SenseTime used money from its Hong Kong listing to hoover up graphics processing units (GPUs) to power the Shanghai data centre, which it rents out to AI companies that cannot afford to buy the chips. The group secured a supply of Nvidia A100 GPUs ahead of the US placing restrictions on the components for export to China, said several people familiar with the matter. 

That made the data centre move seem then like a prescient bet, said one AI investor in China.

“SenseTime was trying to find what business it could enter to diversify away from its surveillance business. At the time, it didn’t seem credible, but the data centre has turned out to be a decent business for them,” the investor said.

Today, SenseTime’s A100 chips are highly prized following the explosion of AI start-ups training large language models to launch domestic versions of OpenAI’s ChatGPT.

However, the company remains lossmaking, reporting a net loss of Rmb2.4bn ($330mn) with Rmb1.4bn revenue for the first six months of this year. And as Washington tightens China’s access to Nvidia GPUs, SenseTime’s edge in this field is set to expire.

The latest controls add to the US placing the AI group on its Entity List and an investment blacklist. The latter move was done just before its IPO and prompted Chinese state-backed entities to step in as foreign investors pulled out.

To get around the export controls, SenseTime bought advanced chips directly through its own subsidiaries that are not on the US Entity List. The latest rules from Washington appear to close that loophole, according to industry analysts.

“It’s the end of the road for the data centre. SenseTime can never buy another Nvidia chip,” said the AI investor. 

Being cut off from Nvidia’s most advanced chips will become an increasingly existential problem not only for SenseTime’s AI data centre but for Chinese AI groups in general. “The more GPUs, the better the model. It’s more important than hiring PhDs. This is a bottleneck for Chinese companies,” the AI investor said. 

Officials said last week’s fresh restrictions meant Nvidia would be barred from selling to China its A800 and H800 GPUs, the modified versions of its more powerful chips already banned in the country. The new controls will curtail China’s access to the generations of more advanced chips that Nvidia has announced it will roll out over the next few years.
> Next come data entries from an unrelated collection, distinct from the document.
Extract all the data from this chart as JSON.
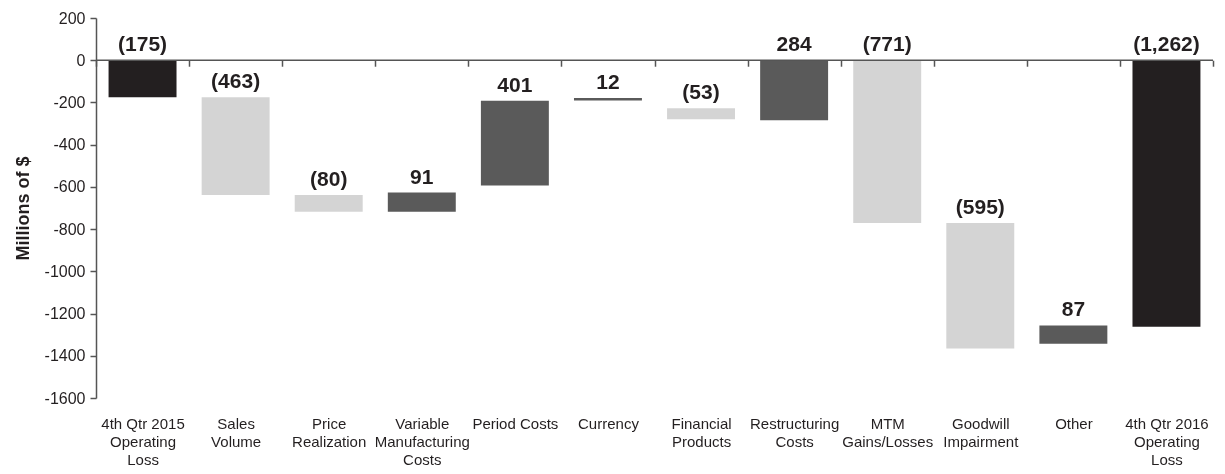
{
  "chart_data": {
    "type": "bar",
    "ylabel": "Millions of $",
    "categories": [
      "4th Qtr 2015 Operating Loss",
      "Sales Volume",
      "Price Realization",
      "Variable Manufacturing Costs",
      "Period Costs",
      "Currency",
      "Financial Products",
      "Restructuring Costs",
      "MTM Gains/Losses",
      "Goodwill Impairment",
      "Other",
      "4th Qtr 2016 Operating Loss"
    ],
    "values": [
      -175,
      -463,
      -80,
      91,
      401,
      12,
      -53,
      284,
      -771,
      -595,
      87,
      -1262
    ],
    "base": [
      0,
      -175,
      -638,
      -718,
      -593,
      -191,
      -227,
      -284,
      0,
      -771,
      -1343,
      0
    ],
    "colors": [
      "#231f20",
      "#d4d4d4",
      "#d4d4d4",
      "#5a5a5a",
      "#5a5a5a",
      "#5a5a5a",
      "#d4d4d4",
      "#5a5a5a",
      "#d4d4d4",
      "#d4d4d4",
      "#5a5a5a",
      "#231f20"
    ],
    "value_labels": [
      "(175)",
      "(463)",
      "(80)",
      "91",
      "401",
      "12",
      "(53)",
      "284",
      "(771)",
      "(595)",
      "87",
      "(1,262)"
    ],
    "ylim": [
      -1600,
      200
    ],
    "yticks": [
      -1600,
      -1400,
      -1200,
      -1000,
      -800,
      -600,
      -400,
      -200,
      0,
      200
    ],
    "ref_lines": [
      {
        "axis": "y",
        "value": 0,
        "color": "#555555",
        "line_style": "solid"
      }
    ],
    "grid": false
  }
}
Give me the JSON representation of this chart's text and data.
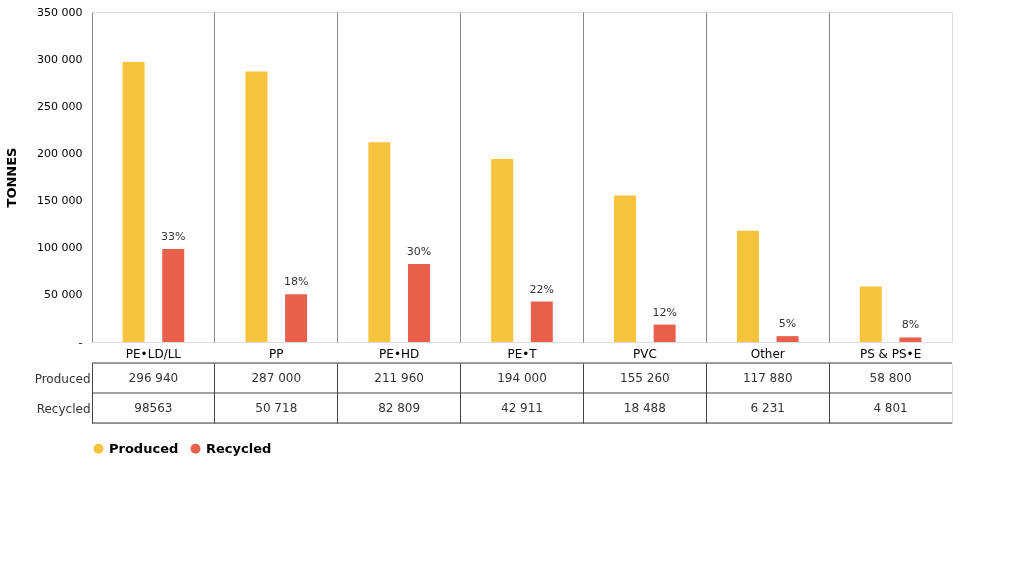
{
  "chart_data": {
    "type": "bar",
    "ylabel": "TONNES",
    "categories": [
      "PE•LD/LL",
      "PP",
      "PE•HD",
      "PE•T",
      "PVC",
      "Other",
      "PS & PS•E"
    ],
    "series": [
      {
        "name": "Produced",
        "color": "#f7c23c",
        "values": [
          296940,
          287000,
          211960,
          194000,
          155260,
          117880,
          58800
        ],
        "value_labels": [
          "296 940",
          "287 000",
          "211 960",
          "194 000",
          "155 260",
          "117 880",
          "58 800"
        ]
      },
      {
        "name": "Recycled",
        "color": "#e8604c",
        "values": [
          98563,
          50718,
          82809,
          42911,
          18488,
          6231,
          4801
        ],
        "value_labels": [
          "98563",
          "50 718",
          "82 809",
          "42 911",
          "18 488",
          "6 231",
          "4 801"
        ]
      }
    ],
    "ylim": [
      0,
      350000
    ],
    "yticks": [
      {
        "value": 0,
        "label": "-"
      },
      {
        "value": 50000,
        "label": "50 000"
      },
      {
        "value": 100000,
        "label": "100 000"
      },
      {
        "value": 150000,
        "label": "150 000"
      },
      {
        "value": 200000,
        "label": "200 000"
      },
      {
        "value": 250000,
        "label": "250 000"
      },
      {
        "value": 300000,
        "label": "300 000"
      },
      {
        "value": 350000,
        "label": "350 000"
      }
    ],
    "annotations": [
      "33%",
      "18%",
      "30%",
      "22%",
      "12%",
      "5%",
      "8%"
    ],
    "grid": "x",
    "legend": "bottom"
  }
}
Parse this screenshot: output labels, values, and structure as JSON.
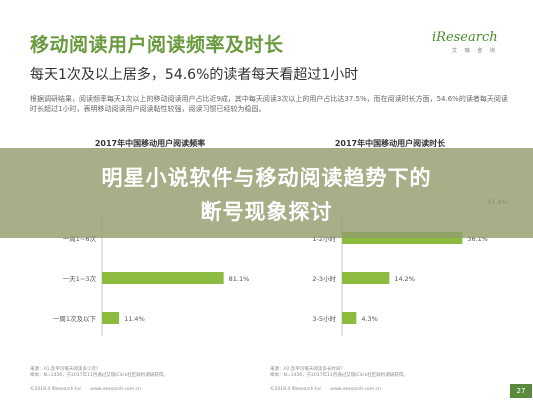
{
  "slide": {
    "title": "移动阅读用户阅读频率及时长",
    "subtitle": "每天1次及以上居多，54.6%的读者每天看超过1小时",
    "body_text": "根据调研结果，阅读频率每天1次以上的移动阅读用户占比近9成，其中每天阅读3次以上的用户占比达37.5%，而在阅读时长方面，54.6%的读者每天阅读时长超过1小时，表明移动阅读用户阅读黏性较强，阅读习惯已经较为稳固。",
    "logo_text": "iResearch",
    "logo_sub": "艾 瑞 咨 询",
    "page_number": "27"
  },
  "banner": {
    "line1": "明星小说软件与移动阅读趋势下的",
    "line2": "断号现象探讨"
  },
  "footnote": {
    "left_line1": "样本：N=1456，于2017年11月通过艾瑞iClick社区联机调研获得。",
    "left_line2": "来源：A1.您平均每天阅读多少次？",
    "right_line1": "样本：N=1456，于2017年11月通过艾瑞iClick社区联机调研获得。",
    "right_line2": "来源：A2.您平均每天阅读多长时间？",
    "copyright": "©2018.4 iResearch Inc",
    "site": "www.iresearch.com.cn"
  },
  "colors": {
    "title": "#6a9a3e",
    "bar": "#8dbb3f",
    "banner": "#929e6c",
    "page_number_bg": "#5a8a3c"
  },
  "chart_data": [
    {
      "type": "bar",
      "orientation": "horizontal",
      "title": "2017年中国移动用户阅读频率",
      "categories": [
        "一周1~6次",
        "一天1~3次",
        "一周1次及以下"
      ],
      "values": [
        null,
        81.1,
        11.4
      ],
      "value_labels": [
        "",
        "81.1%",
        "11.4%"
      ],
      "xlim": [
        0,
        100
      ]
    },
    {
      "type": "bar",
      "orientation": "horizontal",
      "title": "2017年中国移动用户阅读时长",
      "categories": [
        "1-2小时",
        "2-3小时",
        "3-5小时"
      ],
      "values": [
        36.1,
        14.2,
        4.3
      ],
      "value_labels": [
        "36.1%",
        "14.2%",
        "4.3%"
      ],
      "top_bar_value_label": "41.4%",
      "xlim": [
        0,
        45
      ]
    }
  ]
}
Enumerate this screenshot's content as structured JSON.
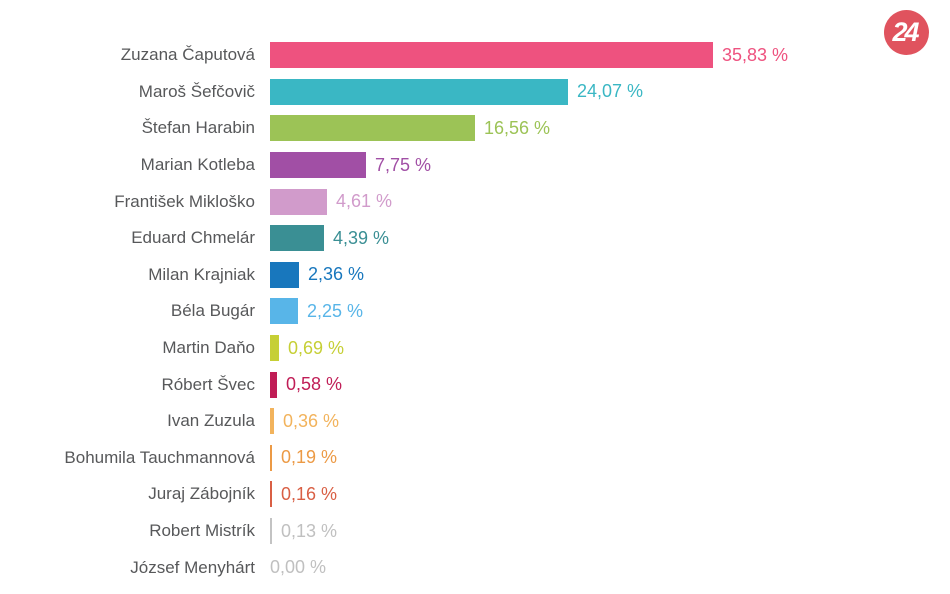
{
  "logo": {
    "text": "24",
    "bg_color": "#e0535e",
    "text_color": "#ffffff"
  },
  "chart_data": {
    "type": "bar",
    "orientation": "horizontal",
    "title": "",
    "xlabel": "",
    "ylabel": "",
    "xlim": [
      0,
      36
    ],
    "grid": false,
    "legend": false,
    "value_format": "comma-decimal percent",
    "categories": [
      "Zuzana Čaputová",
      "Maroš Šefčovič",
      "Štefan Harabin",
      "Marian Kotleba",
      "František Mikloško",
      "Eduard Chmelár",
      "Milan Krajniak",
      "Béla Bugár",
      "Martin Daňo",
      "Róbert Švec",
      "Ivan Zuzula",
      "Bohumila Tauchmannová",
      "Juraj Zábojník",
      "Robert Mistrík",
      "József Menyhárt"
    ],
    "values": [
      35.83,
      24.07,
      16.56,
      7.75,
      4.61,
      4.39,
      2.36,
      2.25,
      0.69,
      0.58,
      0.36,
      0.19,
      0.16,
      0.13,
      0.0
    ],
    "value_labels": [
      "35,83 %",
      "24,07 %",
      "16,56 %",
      "7,75 %",
      "4,61 %",
      "4,39 %",
      "2,36 %",
      "2,25 %",
      "0,69 %",
      "0,58 %",
      "0,36 %",
      "0,19 %",
      "0,16 %",
      "0,13 %",
      "0,00 %"
    ],
    "bar_colors": [
      "#ee527f",
      "#3ab7c4",
      "#9cc356",
      "#a14fa5",
      "#d19bcb",
      "#3a8f94",
      "#1877bd",
      "#58b5e8",
      "#c6cf35",
      "#c01d56",
      "#f2b35c",
      "#ec9a45",
      "#d95f44",
      "#c3c3c3",
      "#c3c3c3"
    ],
    "value_text_colors": [
      "#ee527f",
      "#3ab7c4",
      "#9cc356",
      "#a14fa5",
      "#d19bcb",
      "#3a8f94",
      "#1877bd",
      "#58b5e8",
      "#c6cf35",
      "#c01d56",
      "#f2b35c",
      "#ec9a45",
      "#d95f44",
      "#c0c0c0",
      "#c0c0c0"
    ],
    "category_label_color": "#57585a"
  }
}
Adding to SenseTime’s problems, the revenues from its traditional core business of surveillance tech are falling.

SenseTime “doesn’t have good pricing power”, said Ke Yan, head of research at DZT Research. Once SenseTime has kitted out local governments with the surveillance tech, “there is no recurring revenue like for other SAAS [software as a service] companies”, he said. “The business model is not attractive. It looks like a contractor,” he added. 

SenseTime however insists it has “clear growth plans” and that it is “confident of [its] long-term business prospects”.

“We take a proactive approach to secure our supply chain and to ensure our business resilience,” it said.

SenseTime’s smart city sales, which include its surveillance tech, fell 58 per cent in the first half of this year to Rmb184mn, with smaller and less affluent cities leading the decline.

SenseTime, in its first-half financial report, said it was “shifting” its “strategic focus to top-tier customers with strong credit profiles” after some customers had difficulty paying due to “temporary budget constraints”.

But even if SenseTime managed to revive its original core surveillance business and turn it profitable, analysts say that it would do little to prop up its flagging share price. 

“The number of investors in this space is incredibly narrow. What’s the upside of buying this with the sanctions fear? The company is underloved for reasons beyond its own doing,” said Maynard.